Wednesday, April 1, 2009

Octomom Gets Eaten by Octopus: Film at 11!

purple octopusApril Fool's!

All kidding aside, enough is enough already. I don't think a day has gone by without the world being fed news about a woman whose greatest accomplishment is unloading 8 babies from her vagina at a time. Not sure what's worse: Incessant news stories about Octomom or the nonstop international news stories regarding the Twittering activity of celebs like music heartthrob John Mayer and singer/actress Courtney Love.

Anywho, since Octomom is a story that just won't die (unless someone carries out their threats against her), here are some of my provoking thoughts about Nadia Sudafed (or whatever her name is) that might actually make for good Twittering, but since I do not consider myself much of a twit, I'll put it on my blog instead.

Octomom now has 14 kids and Save the Children UK has the gall to bitch and moan about Madonna adopting ONE more kid from impoverished Malawi. What's up with that?

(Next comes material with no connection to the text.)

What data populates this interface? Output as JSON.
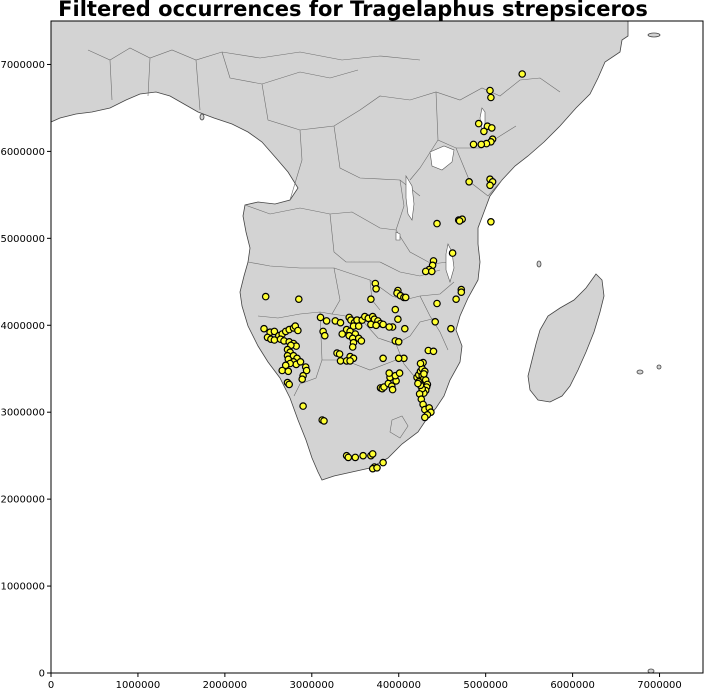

Of course, slick, butch lawyeress Gloria Allwrong manages to find her way into any event that is this huge. To her credit, however, she is on the correct side in this battle; making sure that the welfare of these 8 children is protected by the appropriate child service agencies.

Without further adieu:

Crusader's Octomom Top 10

10) Will the Octobabies have a genetic propensity to also have multiple babies in one sitting?

9) Eight is Enough, but she has 14 kids already!

8) After having 8 babies at basically the same time, Octomom's whatsit must be so stretched out that no man will ever be intimate with her again!

7) What ever happened to the one-baby-per-vagina-per-day rule?

6) Why abortion education should be mandatory in school, beginning in kindergarten!

5) This lady unloaded more fallout than the A-bomb at Hiroshima.

4) Octomom's "exit wound" of her whatsit has got to be bigger and wider than anything caused from a round of AK-47 bullets!

3) I have loggers that weigh more than any of her babies at birth.

2) Gives an entirely new meaning to Octopussy.

And, finally, No. 1:
If God wanted women to have 8 babies at one time, she would have given women 8 tits for breastfeeding and a larger vagina. Duh!